Experts discovered indicators that infants also perceive fairness

Oct 12, 2011 14:09 GMT  ·  By

University of Washington scientists have recently made a remarkable discovery as they were investigating the brain of infants. They found that, even at the age of 15 months, the young ones were perfectly capable of displaying altruism, as also sense inequality and when someone was being unfair.

Even at such a tender age, infants are able to sense when food, for example, is being distributed unequally among them. They also appear to be willing to share toys, although many would expect small children to be very selfish.

Details of the new investigation were published in the latest issue of the peer-reviewed scientific journal PLoS ONE, which is edited by the Public Library of Science. Past studies have only evidenced altruism in children aged around 2.
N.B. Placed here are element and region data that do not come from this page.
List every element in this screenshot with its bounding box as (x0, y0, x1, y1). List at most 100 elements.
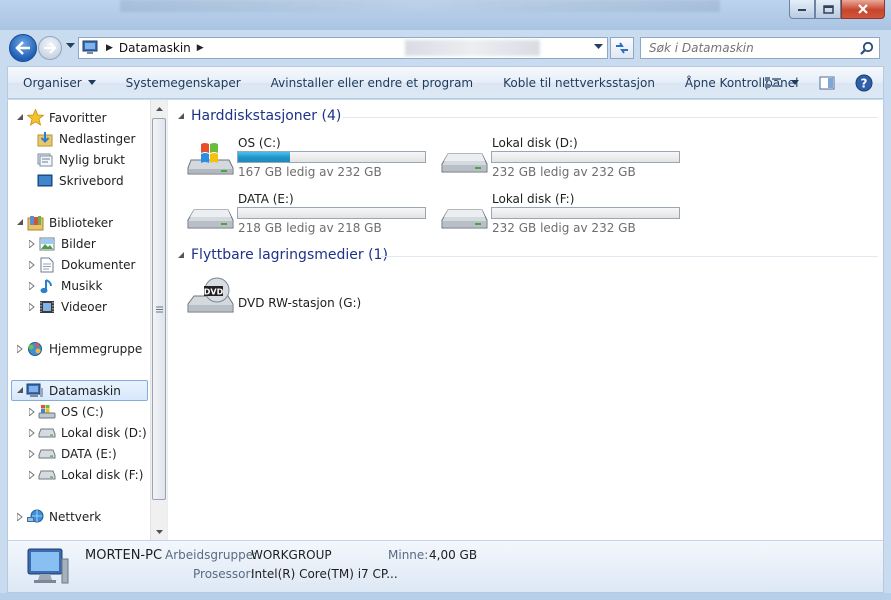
expanded-arrow-icon[interactable] (14, 114, 26, 121)
workgroup-value: WORKGROUP (251, 548, 332, 562)
scroll-thumb[interactable] (152, 118, 166, 500)
chevron-down-icon (87, 80, 96, 85)
sidebar-item-label: Nylig brukt (59, 152, 125, 167)
sidebar-item-videos[interactable]: Videoer (26, 296, 107, 317)
collapsed-arrow-icon[interactable] (26, 449, 38, 458)
windows-drive-icon (187, 143, 234, 175)
collapsed-arrow-icon[interactable] (26, 239, 38, 248)
dvd-drive-tile[interactable]: DVD DVD RW-stasjon (G:) (187, 277, 437, 330)
sidebar-item-recent[interactable]: Nylig brukt (36, 149, 125, 170)
back-button[interactable] (9, 34, 37, 62)
history-dropdown-icon[interactable] (66, 43, 75, 49)
search-box[interactable] (640, 37, 880, 59)
sidebar-item-drive-c[interactable]: OS (C:) (26, 401, 104, 422)
scroll-down-button[interactable] (151, 523, 167, 540)
sidebar-item-label: Hjemmegruppe (49, 341, 143, 356)
sidebar-item-drive-e[interactable]: DATA (E:) (26, 443, 117, 464)
dvd-drive-icon: DVD (187, 277, 234, 313)
svg-text:DVD: DVD (204, 288, 224, 297)
sidebar-item-computer[interactable]: Datamaskin (11, 380, 148, 401)
sidebar-item-music[interactable]: Musikk (26, 275, 102, 296)
uninstall-program-button[interactable]: Avinstaller eller endre et program (256, 67, 488, 98)
network-icon (26, 508, 44, 526)
group-header-hdd[interactable]: Harddiskstasjoner (4) (178, 108, 341, 124)
downloads-folder-icon (36, 130, 54, 148)
sidebar-item-documents[interactable]: Dokumenter (26, 254, 135, 275)
sidebar-item-label: Lokal disk (F:) (61, 467, 144, 482)
map-network-drive-button[interactable]: Koble til nettverksstasjon (488, 67, 670, 98)
sidebar-item-network[interactable]: Nettverk (14, 506, 101, 527)
sidebar-item-favorites[interactable]: Favoritter (14, 107, 107, 128)
drive-tile[interactable]: Lokal disk (F:) 232 GB ledig av 232 GB (441, 192, 691, 240)
expanded-arrow-icon[interactable] (178, 247, 185, 263)
collapsed-arrow-icon[interactable] (26, 260, 38, 269)
drive-tile[interactable]: DATA (E:) 218 GB ledig av 218 GB (187, 192, 437, 240)
videos-icon (38, 298, 56, 316)
drive-name: DATA (E:) (238, 192, 294, 206)
sidebar-item-libraries[interactable]: Biblioteker (14, 212, 113, 233)
drive-tile[interactable]: OS (C:) 167 GB ledig av 232 GB (187, 136, 437, 184)
sidebar-item-label: Nettverk (49, 509, 102, 524)
sidebar-item-label: OS (C:) (61, 404, 104, 419)
system-properties-button[interactable]: Systemegenskaper (111, 67, 256, 98)
address-bar[interactable]: ▶ Datamaskin ▶ (78, 37, 608, 59)
windows-drive-icon (38, 403, 56, 421)
scroll-up-button[interactable] (151, 100, 167, 117)
sidebar-item-drive-d[interactable]: Lokal disk (D:) (26, 422, 147, 443)
sidebar-item-homegroup[interactable]: Hjemmegruppe (14, 338, 142, 359)
search-input[interactable] (649, 41, 849, 55)
collapsed-arrow-icon[interactable] (14, 512, 26, 521)
sidebar-item-label: Nedlastinger (59, 131, 136, 146)
window-bottom-border (0, 593, 891, 600)
sidebar-item-downloads[interactable]: Nedlastinger (36, 128, 136, 149)
breadcrumb-datamaskin[interactable]: Datamaskin (119, 41, 191, 55)
sidebar-item-drive-f[interactable]: Lokal disk (F:) (26, 464, 143, 485)
sidebar-item-label: Bilder (61, 236, 96, 251)
hard-drive-icon (441, 209, 488, 229)
expanded-arrow-icon[interactable] (14, 219, 26, 226)
address-dropdown-icon[interactable] (594, 44, 603, 50)
maximize-button[interactable] (815, 0, 841, 19)
expanded-arrow-icon[interactable] (178, 108, 185, 124)
libraries-icon (26, 214, 44, 232)
drive-free-space: 167 GB ledig av 232 GB (238, 165, 382, 179)
collapsed-arrow-icon[interactable] (14, 344, 26, 353)
organize-button[interactable]: Organiser (8, 67, 111, 98)
search-icon[interactable] (860, 41, 874, 55)
hard-drive-icon (441, 153, 488, 173)
drive-tile[interactable]: Lokal disk (D:) 232 GB ledig av 232 GB (441, 136, 691, 184)
group-title: Flyttbare lagringsmedier (1) (191, 247, 388, 263)
breadcrumb-chevron-icon[interactable]: ▶ (197, 43, 204, 53)
navigation-scrollbar[interactable] (150, 100, 167, 540)
computer-icon (27, 548, 69, 584)
memory-value: 4,00 GB (429, 548, 478, 562)
sidebar-item-desktop[interactable]: Skrivebord (36, 170, 124, 191)
preview-pane-button[interactable] (809, 67, 845, 98)
drive-usage-bar (491, 207, 680, 219)
collapsed-arrow-icon[interactable] (26, 470, 38, 479)
drive-name: OS (C:) (238, 136, 281, 150)
processor-value: Intel(R) Core(TM) i7 CP... (251, 567, 398, 581)
help-button[interactable]: ? (845, 67, 883, 98)
pictures-icon (38, 235, 56, 253)
close-button[interactable] (841, 0, 885, 19)
breadcrumb-chevron-icon[interactable]: ▶ (106, 43, 113, 53)
group-separator (343, 117, 878, 118)
collapsed-arrow-icon[interactable] (26, 428, 38, 437)
collapsed-arrow-icon[interactable] (26, 302, 38, 311)
chevron-down-icon (791, 80, 799, 85)
forward-button[interactable] (38, 36, 62, 60)
hard-drive-icon (187, 209, 234, 229)
details-pane: MORTEN-PC Arbeidsgruppe: WORKGROUP Minne… (7, 540, 884, 593)
maximize-icon (822, 4, 834, 14)
minimize-button[interactable] (789, 0, 815, 19)
collapsed-arrow-icon[interactable] (26, 281, 38, 290)
group-header-removable[interactable]: Flyttbare lagringsmedier (1) (178, 247, 388, 263)
processor-label: Prosessor: (193, 567, 255, 581)
refresh-button[interactable] (610, 37, 634, 59)
view-options-button[interactable] (754, 67, 809, 98)
grip-icon (155, 306, 163, 312)
collapsed-arrow-icon[interactable] (26, 407, 38, 416)
sidebar-item-pictures[interactable]: Bilder (26, 233, 96, 254)
expanded-arrow-icon[interactable] (14, 387, 26, 394)
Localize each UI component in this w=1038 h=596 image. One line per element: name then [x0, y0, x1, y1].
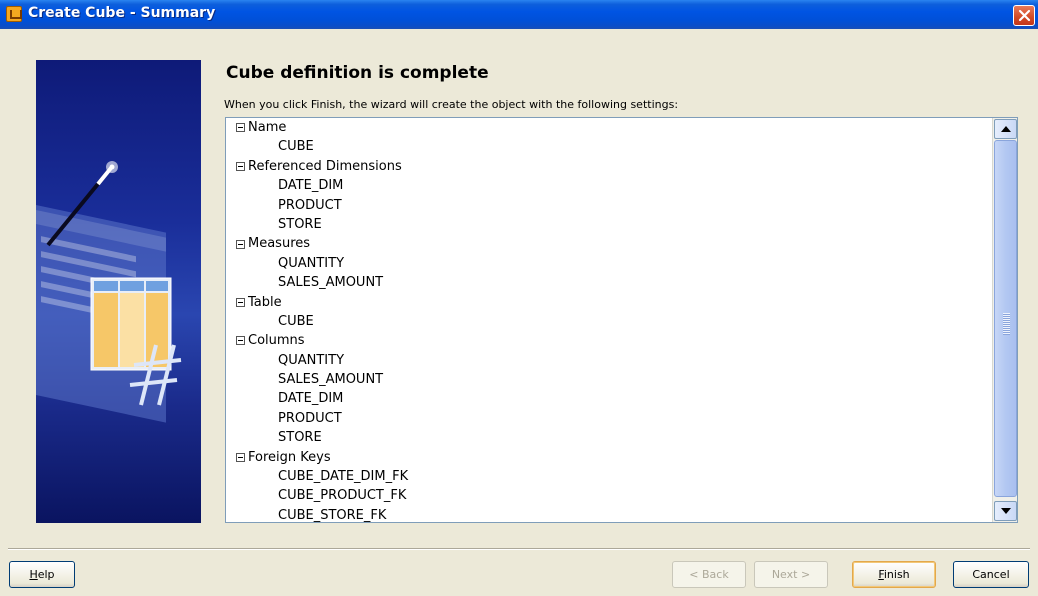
- vertical-scrollbar[interactable]: [992, 118, 1017, 522]
- tree-leaf: DATE_DIM: [278, 391, 344, 407]
- tree-node[interactable]: Table: [226, 293, 992, 312]
- finish-button-label: Finish: [878, 568, 910, 581]
- tree-node[interactable]: Measures: [226, 234, 992, 253]
- collapse-minus-icon[interactable]: [236, 123, 245, 133]
- tree-leaf: CUBE: [278, 139, 314, 155]
- tree-leaf: CUBE_STORE_FK: [278, 507, 387, 523]
- back-button-label: < Back: [689, 568, 729, 581]
- cancel-button-label: Cancel: [972, 568, 1010, 581]
- tree-node-label: Referenced Dimensions: [248, 158, 402, 174]
- scroll-thumb[interactable]: [994, 140, 1017, 497]
- tree-node[interactable]: Columns: [226, 331, 992, 350]
- tree-node-label: Foreign Keys: [248, 449, 331, 465]
- tree-leaf: SALES_AMOUNT: [278, 372, 384, 388]
- tree-leaf: CUBE: [278, 313, 314, 329]
- tree-leaf: SALES_AMOUNT: [278, 275, 384, 291]
- finish-button[interactable]: Finish: [852, 561, 936, 588]
- tree-leaf: DATE_DIM: [278, 178, 344, 194]
- tree-leaf: CUBE_PRODUCT_FK: [278, 488, 407, 504]
- close-icon: [1018, 9, 1031, 22]
- wizard-illustration: [36, 60, 201, 523]
- cube-wizard-icon: [6, 6, 22, 22]
- scroll-grip: [1003, 313, 1010, 335]
- footer-separator: [8, 548, 1030, 550]
- window-title: Create Cube - Summary: [28, 5, 216, 21]
- tree-leaf: PRODUCT: [278, 410, 342, 426]
- help-button-label: Help: [29, 568, 55, 581]
- tree-group: Referenced Dimensions DATE_DIM PRODUCT STOR…: [226, 157, 992, 235]
- tree-group: Foreign Keys CUBE_DATE_DIM_FK CUBE_PRODUCT…: [226, 448, 992, 523]
- close-button[interactable]: [1013, 5, 1035, 26]
- collapse-minus-icon[interactable]: [236, 336, 245, 346]
- tree-group: Columns QUANTITY SALES_AMOUNT DATE_DIM PRODU…: [226, 331, 992, 447]
- scroll-down-button[interactable]: [994, 501, 1017, 521]
- tree-node-label: Columns: [248, 333, 305, 349]
- tree-group: Measures QUANTITY SALES_AMOUNT: [226, 234, 992, 292]
- title-bar[interactable]: Create Cube - Summary: [0, 0, 1038, 29]
- magic-wand-illustration: [36, 161, 182, 423]
- help-button[interactable]: Help: [9, 561, 75, 588]
- back-button[interactable]: < Back: [672, 561, 746, 588]
- tree-leaf: STORE: [278, 430, 322, 446]
- tree-leaf: PRODUCT: [278, 197, 342, 213]
- tree-group: Table CUBE: [226, 293, 992, 332]
- cancel-button[interactable]: Cancel: [953, 561, 1029, 588]
- tree-leaf: QUANTITY: [278, 352, 345, 368]
- tree-leaf: CUBE_DATE_DIM_FK: [278, 469, 409, 485]
- tree-content: Name CUBE Referenced Dimensions DATE_DIM PRO…: [226, 118, 992, 523]
- arrow-down-icon: [1001, 508, 1011, 514]
- collapse-minus-icon[interactable]: [236, 297, 245, 307]
- tree-node[interactable]: Referenced Dimensions: [226, 157, 992, 176]
- arrow-up-icon: [1001, 126, 1011, 132]
- tree-node-label: Table: [248, 294, 282, 310]
- tree-node[interactable]: Foreign Keys: [226, 448, 992, 467]
- next-button[interactable]: Next >: [754, 561, 828, 588]
- collapse-minus-icon[interactable]: [236, 239, 245, 249]
- tree-node[interactable]: Name: [226, 118, 992, 137]
- tree-node-label: Name: [248, 120, 287, 135]
- collapse-minus-icon[interactable]: [236, 161, 245, 171]
- summary-tree[interactable]: Name CUBE Referenced Dimensions DATE_DIM PRO…: [225, 117, 1018, 523]
- page-heading: Cube definition is complete: [226, 63, 489, 83]
- scroll-up-button[interactable]: [994, 119, 1017, 139]
- page-description: When you click Finish, the wizard will c…: [224, 98, 679, 111]
- tree-node-label: Measures: [248, 236, 311, 252]
- tree-leaf: QUANTITY: [278, 255, 345, 271]
- tree-leaf: STORE: [278, 216, 322, 232]
- collapse-minus-icon[interactable]: [236, 452, 245, 462]
- tree-group: Name CUBE: [226, 118, 992, 157]
- next-button-label: Next >: [771, 568, 811, 581]
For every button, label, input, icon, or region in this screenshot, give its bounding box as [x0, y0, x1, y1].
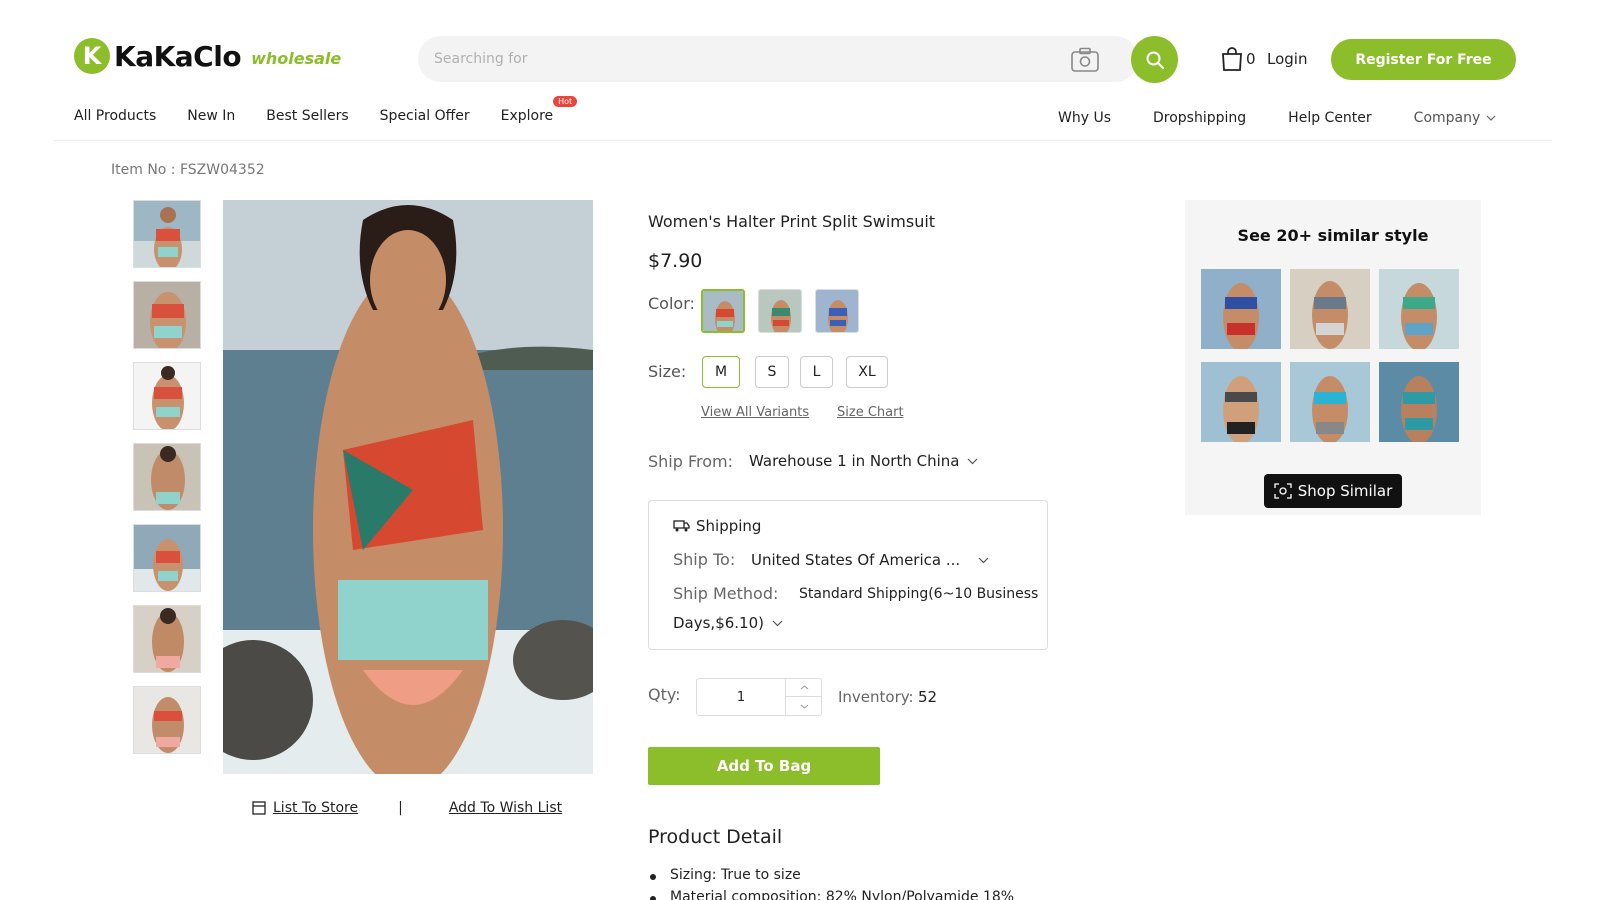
shopping-bag-icon[interactable]	[1220, 46, 1244, 72]
ship-method-select[interactable]: Days,$6.10)	[673, 614, 783, 632]
ship-method-value[interactable]: Standard Shipping(6~10 Business	[799, 586, 1038, 602]
quantity-stepper	[696, 678, 822, 716]
chevron-down-icon	[1486, 115, 1496, 121]
ship-method-label: Ship Method:	[673, 584, 779, 603]
ship-from-select[interactable]: Warehouse 1 in North China	[749, 452, 978, 470]
size-option-xl[interactable]: XL	[846, 356, 888, 388]
chevron-down-icon	[968, 458, 978, 464]
qty-decrease-button[interactable]	[785, 697, 822, 715]
thumbnail[interactable]	[133, 605, 201, 673]
search-input[interactable]	[434, 48, 994, 70]
similar-title: See 20+ similar style	[1237, 226, 1429, 245]
hot-badge: Hot	[553, 96, 578, 107]
similar-product-image[interactable]	[1290, 362, 1370, 442]
color-swatch[interactable]	[701, 289, 745, 333]
camera-search-icon[interactable]	[1070, 47, 1100, 73]
product-detail-title: Product Detail	[648, 826, 783, 848]
thumbnail[interactable]	[133, 686, 201, 754]
logo[interactable]: K KaKaClo wholesale	[74, 38, 341, 74]
ship-from-value: Warehouse 1 in North China	[749, 452, 960, 470]
qty-increase-button[interactable]	[785, 679, 822, 697]
view-all-variants-link[interactable]: View All Variants	[701, 405, 809, 420]
item-number: Item No : FSZW04352	[111, 162, 265, 178]
search-icon	[1146, 51, 1164, 69]
thumbnail-list	[133, 200, 201, 767]
inventory-value: 52	[918, 688, 938, 706]
size-option-s[interactable]: S	[755, 356, 789, 388]
similar-product-image[interactable]	[1379, 269, 1459, 349]
similar-product-image[interactable]	[1201, 362, 1281, 442]
link-separator: |	[398, 800, 403, 816]
size-chart-link[interactable]: Size Chart	[837, 405, 904, 420]
shop-similar-label: Shop Similar	[1297, 482, 1393, 500]
nav-why-us[interactable]: Why Us	[1058, 110, 1111, 126]
similar-product-image[interactable]	[1290, 269, 1370, 349]
logo-mark: K	[74, 38, 110, 74]
chevron-down-icon	[978, 557, 989, 563]
nav-best-sellers[interactable]: Best Sellers	[266, 108, 348, 124]
camera-scan-icon	[1274, 483, 1292, 499]
similar-styles-panel: See 20+ similar style Shop Similar	[1185, 200, 1481, 515]
list-item: Sizing: True to size	[648, 867, 1014, 889]
main-nav: All Products New In Best Sellers Special…	[74, 96, 584, 124]
inventory-label: Inventory:	[838, 688, 914, 706]
thumbnail[interactable]	[133, 362, 201, 430]
ship-to-value: United States Of America ...	[751, 551, 961, 569]
quantity-input[interactable]	[697, 679, 785, 715]
color-label: Color:	[648, 294, 695, 313]
size-label: Size:	[648, 362, 687, 381]
register-button[interactable]: Register For Free	[1331, 39, 1516, 80]
product-title: Women's Halter Print Split Swimsuit	[648, 212, 936, 231]
product-price: $7.90	[648, 250, 703, 272]
chevron-down-icon	[772, 620, 783, 626]
nav-special-offer[interactable]: Special Offer	[380, 108, 470, 124]
thumbnail[interactable]	[133, 443, 201, 511]
shipping-header: Shipping	[673, 517, 761, 535]
nav-dropshipping[interactable]: Dropshipping	[1153, 110, 1246, 126]
list-to-store-link[interactable]: List To Store	[273, 800, 358, 816]
shipping-title: Shipping	[696, 517, 762, 535]
similar-product-image[interactable]	[1201, 269, 1281, 349]
store-links: List To Store | Add To Wish List	[252, 800, 562, 816]
thumbnail[interactable]	[133, 524, 201, 592]
truck-icon	[673, 520, 690, 532]
shop-similar-button[interactable]: Shop Similar	[1264, 474, 1402, 508]
color-swatch[interactable]	[758, 289, 802, 333]
list-item: Material composition: 82% Nylon/Polyamid…	[648, 889, 1014, 900]
color-swatch[interactable]	[815, 289, 859, 333]
size-option-l[interactable]: L	[800, 356, 833, 388]
size-option-m[interactable]: M	[702, 356, 740, 388]
thumbnail[interactable]	[133, 200, 201, 268]
nav-explore[interactable]: Explore Hot	[500, 96, 578, 124]
chevron-up-icon	[800, 685, 808, 690]
ship-to-label: Ship To:	[673, 550, 736, 569]
nav-company-label: Company	[1413, 110, 1481, 126]
ship-method-value-cont: Days,$6.10)	[673, 614, 764, 632]
nav-explore-label: Explore	[500, 108, 554, 124]
thumbnail[interactable]	[133, 281, 201, 349]
chevron-down-icon	[800, 704, 808, 709]
similar-product-image[interactable]	[1379, 362, 1459, 442]
search-button[interactable]	[1131, 36, 1178, 83]
nav-all-products[interactable]: All Products	[74, 108, 156, 124]
secondary-nav: Why Us Dropshipping Help Center Company	[1058, 110, 1496, 126]
ship-to-select[interactable]: United States Of America ...	[751, 551, 989, 569]
nav-help-center[interactable]: Help Center	[1288, 110, 1372, 126]
search-bar	[418, 36, 1138, 82]
logo-text: KaKaClo	[114, 39, 242, 73]
add-to-bag-button[interactable]: Add To Bag	[648, 747, 880, 785]
header-divider	[54, 140, 1552, 141]
shipping-panel: Shipping Ship To: United States Of Ameri…	[648, 500, 1048, 650]
add-to-wish-list-link[interactable]: Add To Wish List	[449, 800, 562, 816]
nav-company[interactable]: Company	[1414, 110, 1497, 126]
ship-from-label: Ship From:	[648, 452, 734, 471]
logo-subtitle: wholesale	[251, 48, 342, 68]
qty-label: Qty:	[648, 685, 681, 704]
product-detail-list: Sizing: True to size Material compositio…	[648, 867, 1014, 900]
store-icon	[252, 801, 266, 815]
product-main-image[interactable]	[223, 200, 593, 774]
bag-count: 0	[1246, 50, 1256, 68]
nav-new-in[interactable]: New In	[187, 108, 235, 124]
login-link[interactable]: Login	[1267, 50, 1307, 68]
By the time children reach the ages of 6 or 7, they start to become aware of concepts such as fairness, or at least this is what investigators used to believe. The new study pushes back all these ages by a wide margin, showing that the behaviors are present even in children one-and-a-half years old.

“Our findings show that these norms of fairness and altruism are more rapidly acquired than we thought,” explains UW associate professor of psychology Jessica Sommerville. She was also the leader of the new investigation.

“These results also show a connection between fairness and altruism in infants, such that babies who were more sensitive to the fair distribution of food were also more likely to share their preferred toy,” the research scientist explains.

She explains that she and her team began conducting this investigation after she began to suspect that these behaviors in fact appeared much earlier than other researchers were suggesting. In order to test this hypothesis, the team set up a set of experiments.

During the study, parents held their 15-month-old babies on their laps as they were watching two short video clips depicting people sharing something. The young ones were then asked to select one of two toys – their original selection was considered to be their favorite toy.

Then, as the kids played, a research would enter the room, and ask the infant nicely to play as well. The test subjects did not meet this research until he came into the room. About 33 percent of kids gave the expert their favorite toy.

An additional third of the kids shared their second-favorite toy, whereas the remaining third did not share any. UW experts say that it's very possible infants in the latter category were simply too scared and unmotivated to play with someone else.

“It’s likely that infants pick up on these norms in a nonverbal way, by observing how people treat each other,” Sommerville concludes, quoted by PsychCentral.